Путь хирурга. Полвека в СССР — страница 114 из 127

— Вы должны быть на собрании.

— К сожалению, у меня назначена большая операция.

— Отмените. Ваша неявка может рассматриваться как нарушение приказа ректора.

Перед самым собранием меня попросили зайти в кабинет ректора. Там, с вытянутыми от напряжения лицами, сидели четверо профсссоров-евреев: стоматолог Курляндский, рентгенолог Шехтер, кожник Мошкелейсон и терапевт Орлов. За столом — ректор и члены партийного комитета, в том числе Родионов. Когда я вошел, он сказал:

— Теперь все.

Ректор:

— Товарищи, мы ожидаем, что все вы выступите на собрании с осуждением предателя, который хочет покинуть Родину.

Родионов:

— Ваша критика должна быть острой, чтобы из выступлений было видно ваше истинное отношение к этому негодяю и его поступку.

Попросту говоря — евреев выставляли перед коллективом всего института, чтобы они секли еврея.

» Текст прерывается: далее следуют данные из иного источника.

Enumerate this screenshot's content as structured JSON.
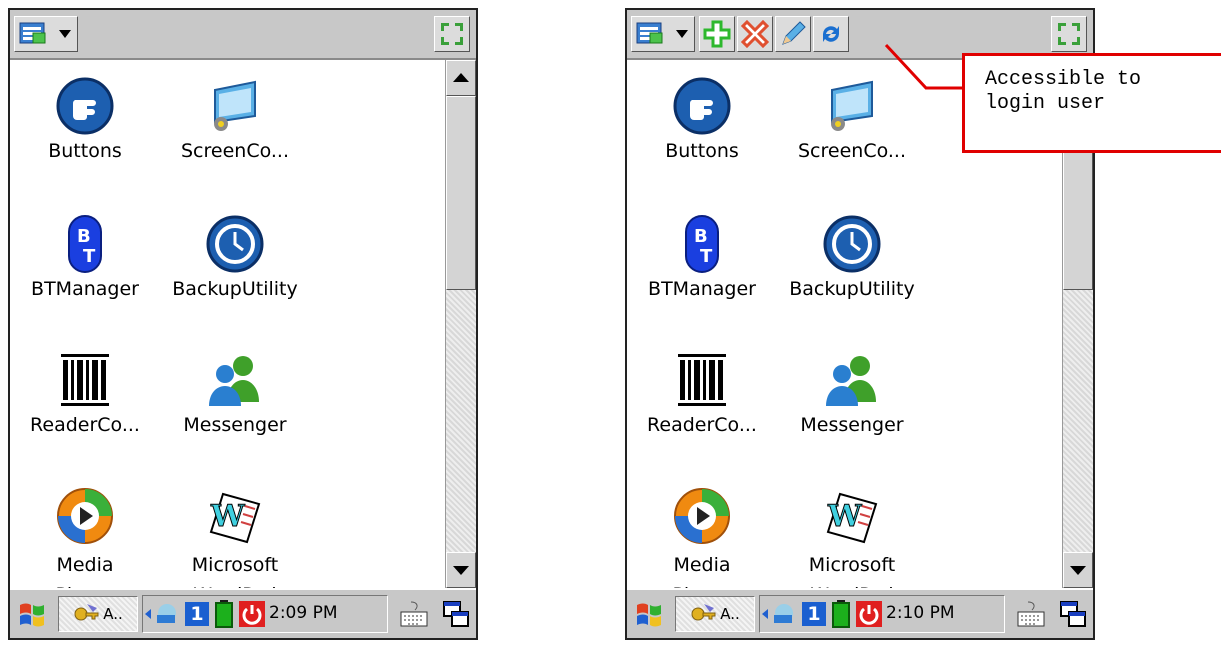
{
  "apps": [
    {
      "label": "Buttons",
      "icon": "pointing-hand-icon"
    },
    {
      "label": "ScreenCo...",
      "icon": "monitor-icon"
    },
    {
      "label": "BTManager",
      "icon": "bluetooth-icon"
    },
    {
      "label": "BackupUtility",
      "icon": "clock-backup-icon"
    },
    {
      "label": "ReaderCo...",
      "icon": "barcode-icon"
    },
    {
      "label": "Messenger",
      "icon": "users-icon"
    },
    {
      "label": "Media Player",
      "icon": "media-play-icon"
    },
    {
      "label": "Microsoft WordPad",
      "icon": "wordpad-icon"
    }
  ],
  "left": {
    "clock": "2:09 PM",
    "task_label": "A..",
    "tray_number": "1"
  },
  "right": {
    "clock": "2:10 PM",
    "task_label": "A..",
    "tray_number": "1"
  },
  "callout": {
    "text": "Accessible to login user",
    "color": "#e00000"
  },
  "colors": {
    "add": "#2db82d",
    "delete": "#e05030",
    "power": "#e02020",
    "battery": "#1cb01c"
  }
}
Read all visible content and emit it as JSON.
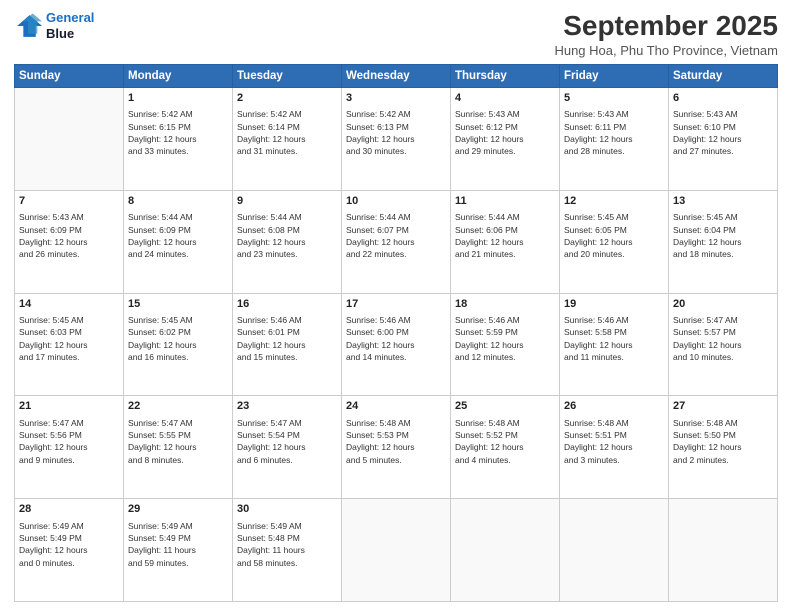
{
  "logo": {
    "line1": "General",
    "line2": "Blue"
  },
  "title": "September 2025",
  "location": "Hung Hoa, Phu Tho Province, Vietnam",
  "weekdays": [
    "Sunday",
    "Monday",
    "Tuesday",
    "Wednesday",
    "Thursday",
    "Friday",
    "Saturday"
  ],
  "weeks": [
    [
      {
        "day": "",
        "info": ""
      },
      {
        "day": "1",
        "info": "Sunrise: 5:42 AM\nSunset: 6:15 PM\nDaylight: 12 hours\nand 33 minutes."
      },
      {
        "day": "2",
        "info": "Sunrise: 5:42 AM\nSunset: 6:14 PM\nDaylight: 12 hours\nand 31 minutes."
      },
      {
        "day": "3",
        "info": "Sunrise: 5:42 AM\nSunset: 6:13 PM\nDaylight: 12 hours\nand 30 minutes."
      },
      {
        "day": "4",
        "info": "Sunrise: 5:43 AM\nSunset: 6:12 PM\nDaylight: 12 hours\nand 29 minutes."
      },
      {
        "day": "5",
        "info": "Sunrise: 5:43 AM\nSunset: 6:11 PM\nDaylight: 12 hours\nand 28 minutes."
      },
      {
        "day": "6",
        "info": "Sunrise: 5:43 AM\nSunset: 6:10 PM\nDaylight: 12 hours\nand 27 minutes."
      }
    ],
    [
      {
        "day": "7",
        "info": "Sunrise: 5:43 AM\nSunset: 6:09 PM\nDaylight: 12 hours\nand 26 minutes."
      },
      {
        "day": "8",
        "info": "Sunrise: 5:44 AM\nSunset: 6:09 PM\nDaylight: 12 hours\nand 24 minutes."
      },
      {
        "day": "9",
        "info": "Sunrise: 5:44 AM\nSunset: 6:08 PM\nDaylight: 12 hours\nand 23 minutes."
      },
      {
        "day": "10",
        "info": "Sunrise: 5:44 AM\nSunset: 6:07 PM\nDaylight: 12 hours\nand 22 minutes."
      },
      {
        "day": "11",
        "info": "Sunrise: 5:44 AM\nSunset: 6:06 PM\nDaylight: 12 hours\nand 21 minutes."
      },
      {
        "day": "12",
        "info": "Sunrise: 5:45 AM\nSunset: 6:05 PM\nDaylight: 12 hours\nand 20 minutes."
      },
      {
        "day": "13",
        "info": "Sunrise: 5:45 AM\nSunset: 6:04 PM\nDaylight: 12 hours\nand 18 minutes."
      }
    ],
    [
      {
        "day": "14",
        "info": "Sunrise: 5:45 AM\nSunset: 6:03 PM\nDaylight: 12 hours\nand 17 minutes."
      },
      {
        "day": "15",
        "info": "Sunrise: 5:45 AM\nSunset: 6:02 PM\nDaylight: 12 hours\nand 16 minutes."
      },
      {
        "day": "16",
        "info": "Sunrise: 5:46 AM\nSunset: 6:01 PM\nDaylight: 12 hours\nand 15 minutes."
      },
      {
        "day": "17",
        "info": "Sunrise: 5:46 AM\nSunset: 6:00 PM\nDaylight: 12 hours\nand 14 minutes."
      },
      {
        "day": "18",
        "info": "Sunrise: 5:46 AM\nSunset: 5:59 PM\nDaylight: 12 hours\nand 12 minutes."
      },
      {
        "day": "19",
        "info": "Sunrise: 5:46 AM\nSunset: 5:58 PM\nDaylight: 12 hours\nand 11 minutes."
      },
      {
        "day": "20",
        "info": "Sunrise: 5:47 AM\nSunset: 5:57 PM\nDaylight: 12 hours\nand 10 minutes."
      }
    ],
    [
      {
        "day": "21",
        "info": "Sunrise: 5:47 AM\nSunset: 5:56 PM\nDaylight: 12 hours\nand 9 minutes."
      },
      {
        "day": "22",
        "info": "Sunrise: 5:47 AM\nSunset: 5:55 PM\nDaylight: 12 hours\nand 8 minutes."
      },
      {
        "day": "23",
        "info": "Sunrise: 5:47 AM\nSunset: 5:54 PM\nDaylight: 12 hours\nand 6 minutes."
      },
      {
        "day": "24",
        "info": "Sunrise: 5:48 AM\nSunset: 5:53 PM\nDaylight: 12 hours\nand 5 minutes."
      },
      {
        "day": "25",
        "info": "Sunrise: 5:48 AM\nSunset: 5:52 PM\nDaylight: 12 hours\nand 4 minutes."
      },
      {
        "day": "26",
        "info": "Sunrise: 5:48 AM\nSunset: 5:51 PM\nDaylight: 12 hours\nand 3 minutes."
      },
      {
        "day": "27",
        "info": "Sunrise: 5:48 AM\nSunset: 5:50 PM\nDaylight: 12 hours\nand 2 minutes."
      }
    ],
    [
      {
        "day": "28",
        "info": "Sunrise: 5:49 AM\nSunset: 5:49 PM\nDaylight: 12 hours\nand 0 minutes."
      },
      {
        "day": "29",
        "info": "Sunrise: 5:49 AM\nSunset: 5:49 PM\nDaylight: 11 hours\nand 59 minutes."
      },
      {
        "day": "30",
        "info": "Sunrise: 5:49 AM\nSunset: 5:48 PM\nDaylight: 11 hours\nand 58 minutes."
      },
      {
        "day": "",
        "info": ""
      },
      {
        "day": "",
        "info": ""
      },
      {
        "day": "",
        "info": ""
      },
      {
        "day": "",
        "info": ""
      }
    ]
  ]
}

Профессорам евреям велят — вставай перед всеми и крой еврея почем зря. А откажешься — это прямая демонстрация против партийной линии, равноценная для тебя служебному самоубийству.

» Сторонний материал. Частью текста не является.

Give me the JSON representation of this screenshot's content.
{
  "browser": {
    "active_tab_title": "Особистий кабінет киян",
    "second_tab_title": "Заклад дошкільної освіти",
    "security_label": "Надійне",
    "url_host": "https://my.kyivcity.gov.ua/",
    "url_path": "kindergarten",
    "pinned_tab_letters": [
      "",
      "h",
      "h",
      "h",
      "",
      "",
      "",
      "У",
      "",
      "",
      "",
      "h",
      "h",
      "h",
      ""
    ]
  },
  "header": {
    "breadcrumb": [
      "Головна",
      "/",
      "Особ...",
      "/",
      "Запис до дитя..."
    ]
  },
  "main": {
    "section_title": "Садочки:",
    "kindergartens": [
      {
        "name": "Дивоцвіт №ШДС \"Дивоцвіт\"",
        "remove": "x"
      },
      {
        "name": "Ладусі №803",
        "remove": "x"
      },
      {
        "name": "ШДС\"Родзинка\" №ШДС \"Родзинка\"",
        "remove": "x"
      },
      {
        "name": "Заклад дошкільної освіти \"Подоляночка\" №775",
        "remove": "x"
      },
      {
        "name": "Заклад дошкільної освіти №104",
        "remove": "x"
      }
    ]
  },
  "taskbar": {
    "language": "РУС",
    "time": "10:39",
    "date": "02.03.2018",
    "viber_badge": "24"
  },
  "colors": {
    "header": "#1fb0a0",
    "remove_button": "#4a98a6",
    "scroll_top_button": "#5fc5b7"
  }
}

На собрании полно людей со всех кафедр — их освободили от работы, вызвали сюда. Но сам «осуждаемый» не явился. Не захотел прийти и его прямой начальник профессор Федоров — глазник. Ему это прощали, у него связи с ЦК партии. То, что Лермана в зале нет, облегчало необходимость говорить: гадко, конечно, ругать при всех человека за глаза, но еще поганей сказать ему в глаза, чего сам не думаешь, а обязан говорить из-под палки.

Сначала ректор, секретарь парткома и Родионов по очереди обругали уезжавшего, прибавляя к его имени десятки редко произносимых эпитетов и определений. Во всем этом был открытый подтекст явного государственного антисемитизма, потому что выступали руководители и говорили перед лицом всего института. Они накалили аудиторию, их антисемитизм нашел в ней прямое сочувствие. В зале раздавались возгласы:

— Он предатель!.. Он Родину предал!.. Таким не место среди нас!.. Ведь есть же на свете такие негодяи!.. Позор ему!..

Немногие сидели молча, опустив глаза и повесив головы. Они не одобряли, что слышали, но возражать боялись. Выступавший Родионов закончил так:

— Нам, товарищи, надо быть бдительнее, чтобы выявлять подобных предателей в нашей среде и изгонять их, чтобы они, как паршивые овцы, не заражали наше передовое советское общество и наш коллектив, который борется за звание коллектива коммунистического труда!

Меня как током ударило — эти слова о бдительности говорили на все лады на собраниях, когда осуждали «врачей-отравителей» в 1953 году. И этот самый Родионов говорил их на партийных собраниях. И вот — прошло двадцать лет, но те же самые люди опять повторяли те же самые слова. За двадцать лет общество страны не сдвинулось с прежних позиций.

После него выступил профессор Курляндский, уважаемый ученый, автор учебников. Он был членом партии много лет, и, конечно, ему было не впервой выступать на таких собраниях. Он «крыл» отсутствующего, в основном повторяя сказанное. Да и что было добавить, если израсходовали весь стандартный лексикон осуждений.

Я лихорадочно думал: что мне говорить? Я искал какую-нибудь формулировку, которая была бы между осуждением и ничем. В этот момент председатель назвал мою фамилию. Я пошел к трибуне. Ноги у меня были словно ватные, я ощущал легкую дрожь в губах, но старался придать лицу спокойное выражение. Наверное, так идут на казнь. Да это и была своего рода публичная казнь. Я наклонился ближе к микрофону, потому что в голосе у меня не было силы. Передо мной разъяренная толпа. Надо что-то говорить. Что говорить?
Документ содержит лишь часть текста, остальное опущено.